Please excuse the following rant regarding the latest episode of Disney’s ‘The Mandalorian’. If ‘Star Wars’ isn’t your thing, you might want to skip this one. Carry on, and stay blessed!
It’s been a while since I last wrote about Disney’s new “favorite son,” The Mandalorian. And, honestly, that’s because Chapters 6, 7, and 8 of season one were quite spectacular — and on top of that the opening episode of season two was probably the best of the series so far. I guess you could say I was optimistic that things would start to fall into place with this show. Then we’d start to get somewhere with Baby Yoda and why he’s so important and why the Empire is after him (and how he wound up on that secluded desert planet in the first place!). There were indications that after a meandering first season, “stuff” that actually mattered would start to happen.
But, alas, Chapter 11 — titled, “The Heiress” — arrived on Friday (S2:E3) and, unfortunately, it’s just more of the same. You could literally reduce the plot of every episode of The Mandalorian to the exact same formula: Mando goes to another remote planet in order to find some more information about the Foundling (a.k.a., Baby Yoda) only to come across someone who knows something but they won’t help Mando until Mando helps them. That’s it, that’s the show. Insert new places and new faces into that formula and you’ve essentially recreated all eleven chapters of the series so far. This recipe is more than a little wearisome at this point.
But, to be honest, that’s not what frustrates me the most about this show. The most frustrating aspect of The Mandalorian is its incessant need to be driven by Star Wars lore. Chapter 11 is, perhaps, the prime example of this annoying way to tell a story. The episode’s runtime is just over 35 minutes. But there are enough plot points and story beats to fill a 90-minute movie. It feels so rushed. It’s like listening to a podcast on the “x2” setting. You get what’s going on but you miss a ton of details in the meantime. Elements that should be developed are glossed over for the sake of time, or something. Again, this was a gripe I had with season one: the episodes are too short. They don’t allow you to get invested in anything that’s happening on the screen. Yet, at the same time, the show-runners want you to be invested, especially in Mando and Baby Yoda. But everyone else feels more than a little extraneous.
The prevailing pitfall of The Mandalorian so far, however, remains the show’s intrinsic proclivity to suggest or outright include characters, narratives, and entire plots from other Star Wars stories and properties. Joshua Rivera, writing for The Verge, articulated well this predicament:
The tension between The Mandalorian’s desire to be a Western and the burden of its Star Wars pedigree is one of the most interesting things about it — specifically the way it refuses to cater to its family’s tropes. The spare dialogue and absence of space dogfights and Jedi are hallmarks of the show and are what make it fun to watch and perennially accessible. It’s one of the few bits of event television that delights in episodic storytelling.
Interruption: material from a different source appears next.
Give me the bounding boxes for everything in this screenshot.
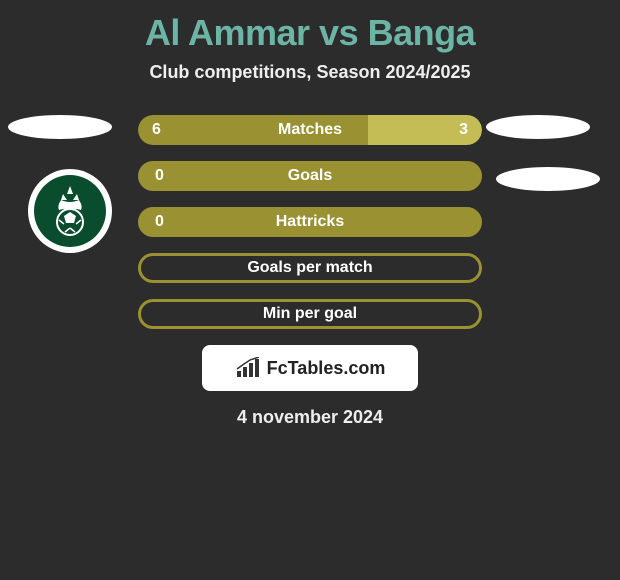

In 2020, this is the most surprising thing about The Mandalorian: it’s not yet interested in hyping up a spinoff series, in furthering the complex mythology of Star Wars with plot twists and supplementary materials. That’ll change, and probably soon.
If only Mr. Rivera knew how prophetic those last words were since it seems as though the creators of The Mandalorian are more interested in cramming as many allusions and “Easter eggs” into the show than they are in actually crafting a compelling and “perennially accessible” narrative. The more self-referential The Mandalorian becomes, the less inviting it becomes. I shouldn’t have to read or watch some other property in order to be fully invested in whatever’s going on. That’s lazy writing. Passive storytelling.
Over at The Ringer, Ben Lindbergh claims that Chapter 11 expanded the universe and “broadened the scope” of Mando’s storytelling by introducing “cherished characters from ‘Star Wars’ lore.” And perhaps that is true, in one sense. But tying The Mandalorian’s narrative into whatever else is going on in whatever Star Wars cartoon is currently airing keeps this universe extremely narrow. This is supposed to be a vast galaxy “far, far away,” populated with untold worlds and creatures and people and lives. Yet, we keep seeing the same people and planets over and over again in regurgitated plots and stories. Enough with this timeline. Enough with this corner of the galaxy.
The Mandalorian was originally touted as this new piece of Star Wars IP that would be entirely different from anything else we’ve seen before. But I guess that was just a smokescreen. The allure of “lore” is just too much, I suppose. But even still, the less like Star Wars Mando is, the better it is.
Sorry, I just needed to get that off my chest. Thanks for listening. Back to regular programming.